The report links these high figures to the opacity of Ghana’s major export sectors, like gold, cocoa, and oil, where pricing irregularities and power imbalances with multinational buyers facilitate under-invoicing.
Trade with developed nations, including the G7, accounted for $20.5 billion in losses over the decade—roughly 25% of Ghana’s trade with advanced economies, suggesting a substantial outflow of wealth from natural resources to the Global North.
The human impact is significant. Countries with high IFFs spend on average 25% less on health and 58% less on education than their peers.
For Ghana, even partially reclaiming the $54.1 billion could fund schools, clinics, and critical infrastructure currently under-resourced.
To address the massive outflows, the report recommends that Ghana modernise its customs systems by implementing advanced data analytics and risk-based inspections to flag suspicious transactions in real time.

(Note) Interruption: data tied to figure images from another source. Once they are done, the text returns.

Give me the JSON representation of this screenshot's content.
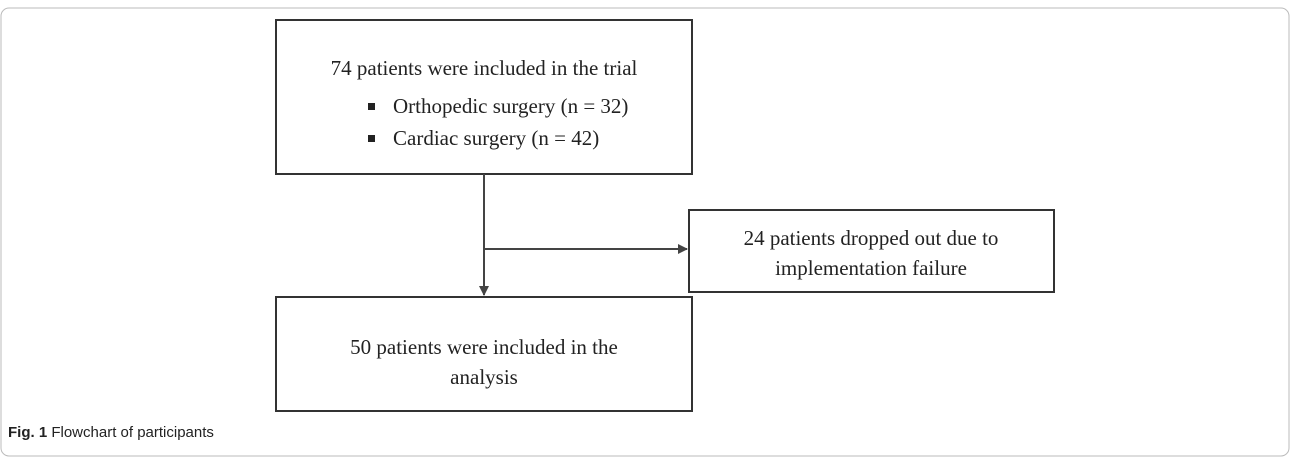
{
  "nodes": [
    {
      "title": "74 patients were included in the trial",
      "items": [
        "Orthopedic surgery (n = 32)",
        "Cardiac surgery (n = 42)"
      ]
    },
    {
      "lines": [
        "24 patients dropped out due to",
        "implementation  failure"
      ]
    },
    {
      "lines": [
        "50 patients were included in the",
        "analysis"
      ]
    }
  ],
  "caption": {
    "label": "Fig. 1",
    "text": "Flowchart of participants"
  }
}
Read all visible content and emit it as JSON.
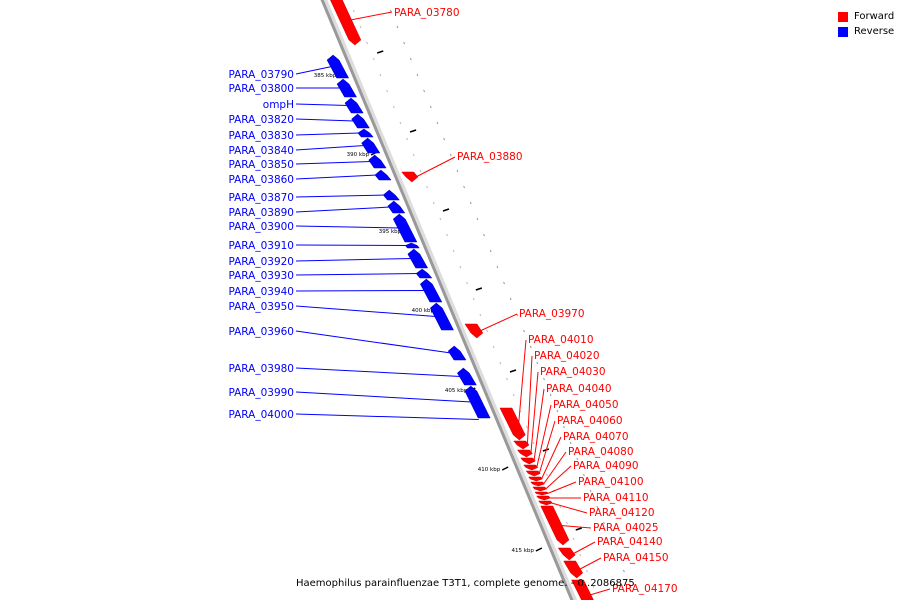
{
  "legend": [
    {
      "label": "Forward",
      "color": "#ff0000"
    },
    {
      "label": "Reverse",
      "color": "#0000ff"
    }
  ],
  "caption": "Haemophilus parainfluenzae T3T1, complete genome. - 0..2086875",
  "colors": {
    "forward": "#ff0000",
    "reverse": "#0000ff",
    "backbone": "#999999"
  },
  "ticks": [
    "385 kbp",
    "390 kbp",
    "395 kbp",
    "400 kbp",
    "405 kbp",
    "410 kbp",
    "415 kbp"
  ],
  "genes": {
    "reverse": [
      "PARA_03790",
      "PARA_03800",
      "ompH",
      "PARA_03820",
      "PARA_03830",
      "PARA_03840",
      "PARA_03850",
      "PARA_03860",
      "PARA_03870",
      "PARA_03890",
      "PARA_03900",
      "PARA_03910",
      "PARA_03920",
      "PARA_03930",
      "PARA_03940",
      "PARA_03950",
      "PARA_03960",
      "PARA_03980",
      "PARA_03990",
      "PARA_04000"
    ],
    "forward": [
      "PARA_03780",
      "PARA_03880",
      "PARA_03970",
      "PARA_04010",
      "PARA_04020",
      "PARA_04030",
      "PARA_04040",
      "PARA_04050",
      "PARA_04060",
      "PARA_04070",
      "PARA_04080",
      "PARA_04090",
      "PARA_04100",
      "PARA_04110",
      "PARA_04120",
      "PARA_04025",
      "PARA_04140",
      "PARA_04150",
      "PARA_04170"
    ]
  }
}
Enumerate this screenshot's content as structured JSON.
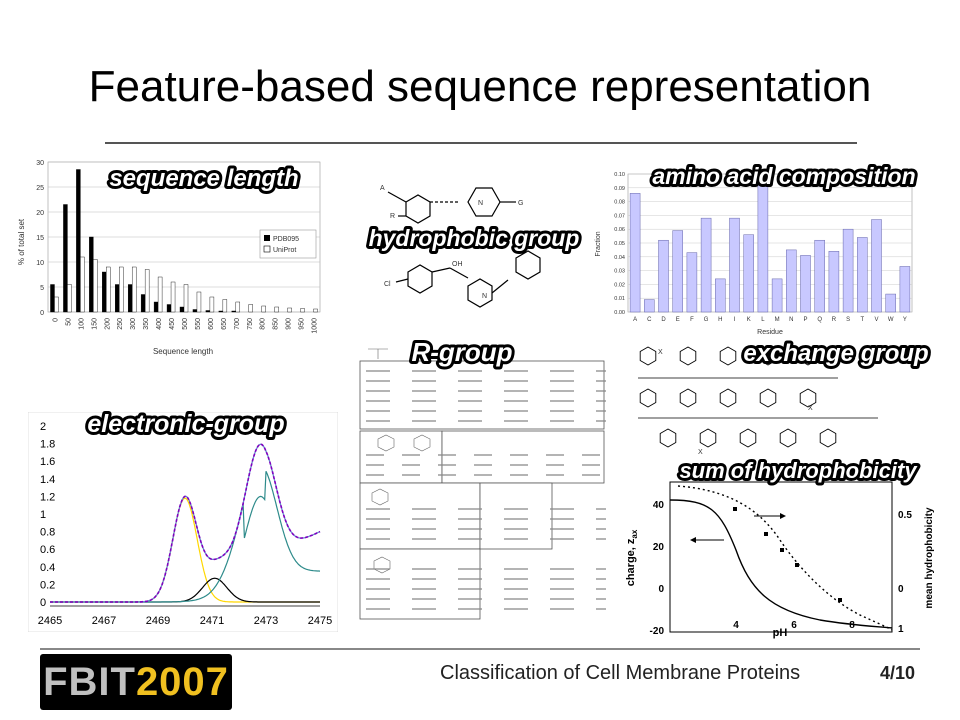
{
  "slide": {
    "title": "Feature-based sequence representation",
    "footer": "Classification of Cell Membrane Proteins",
    "page": "4/10",
    "logo": {
      "left": "FBIT",
      "right": "2007"
    }
  },
  "labels": {
    "sequence_length": "sequence length",
    "hydrophobic_group": "hydrophobic group",
    "amino_acid_composition": "amino acid composition",
    "r_group": "R-group",
    "exchange_group": "exchange group",
    "electronic_group": "electronic-group",
    "sum_hydrophobicity": "sum of hydrophobicity"
  },
  "chart_data": [
    {
      "type": "bar",
      "categories": [
        "0",
        "50",
        "100",
        "150",
        "200",
        "250",
        "300",
        "350",
        "400",
        "450",
        "500",
        "550",
        "600",
        "650",
        "700",
        "750",
        "800",
        "850",
        "900",
        "950",
        "1000"
      ],
      "series": [
        {
          "name": "PDB095",
          "values": [
            5.5,
            21.5,
            28.5,
            15,
            8,
            5.5,
            5.5,
            3.5,
            2,
            1.5,
            1,
            0.5,
            0.3,
            0.2,
            0.2,
            0,
            0,
            0,
            0,
            0,
            0
          ]
        },
        {
          "name": "UniProt",
          "values": [
            3,
            5.5,
            11,
            10.5,
            9,
            9,
            9,
            8.5,
            7,
            6,
            5.5,
            4,
            3,
            2.5,
            2,
            1.5,
            1.2,
            1,
            0.8,
            0.7,
            0.6
          ]
        }
      ],
      "xlabel": "Sequence length",
      "ylabel": "% of total set",
      "ylim": [
        0,
        30
      ],
      "yticks": [
        "0",
        "5",
        "10",
        "15",
        "20",
        "25",
        "30"
      ],
      "colors": [
        "#000000",
        "#ffffff"
      ]
    },
    {
      "type": "bar",
      "categories": [
        "A",
        "C",
        "D",
        "E",
        "F",
        "G",
        "H",
        "I",
        "K",
        "L",
        "M",
        "N",
        "P",
        "Q",
        "R",
        "S",
        "T",
        "V",
        "W",
        "Y"
      ],
      "values": [
        0.086,
        0.009,
        0.052,
        0.059,
        0.043,
        0.068,
        0.024,
        0.068,
        0.056,
        0.097,
        0.024,
        0.045,
        0.041,
        0.052,
        0.044,
        0.06,
        0.054,
        0.067,
        0.013,
        0.033
      ],
      "xlabel": "Residue",
      "ylabel": "Fraction",
      "ylim": [
        0,
        0.1
      ],
      "yticks": [
        "0.00",
        "0.01",
        "0.02",
        "0.03",
        "0.04",
        "0.05",
        "0.06",
        "0.07",
        "0.08",
        "0.09",
        "0.10"
      ],
      "colors": [
        "#c8c8ff"
      ]
    },
    {
      "type": "line",
      "x_ticks": [
        "2465",
        "2467",
        "2469",
        "2471",
        "2473",
        "2475"
      ],
      "y_ticks": [
        "0",
        "0.2",
        "0.4",
        "0.6",
        "0.8",
        "1",
        "1.2",
        "1.4",
        "1.6",
        "1.8",
        "2"
      ],
      "xlim": [
        2465,
        2475
      ],
      "ylim": [
        0,
        2
      ],
      "series_colors": [
        "#8000c0",
        "#ffd700",
        "#2e8b8b",
        "#000000",
        "#6688cc"
      ]
    },
    {
      "type": "line",
      "x_ticks": [
        "4",
        "6",
        "8"
      ],
      "y_ticks_left": [
        "-20",
        "0",
        "20",
        "40"
      ],
      "y_ticks_right": [
        "0",
        "0.5",
        "1"
      ],
      "xlabel": "pH",
      "ylabel_left": "charge, z",
      "ylabel_left_sub": "ax",
      "ylabel_right": "mean hydrophobicity"
    }
  ]
}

It also calls for the establishment of comprehensive beneficial ownership registries to reveal the true owners of companies and trusts, making it harder for shell entities to hide illicit gains.
GFI encourages the use of blockchain technology or similar tools to enable the automatic exchange of trade valuation data, closing information gaps between trading partners.
Strengthening regional cooperation is also highlighted, with the African Continental Free Trade Area (AfCFTA) seen as a key mechanism to harmonise trade invoice verification across borders and detect discrepancies.
Finally, the report stresses the need for robust legal enforcement, urging governments to criminalise trade misinvoicing, impose meaningful penalties, and protect whistleblowers who expose tax evasion.
GFI warns that without decisive action, Ghana’s economic sovereignty and inclusive growth goals remain at risk.
Effective reforms could transform the country from a net exporter of illicit outflows into one that harnesses its wealth for domestic development.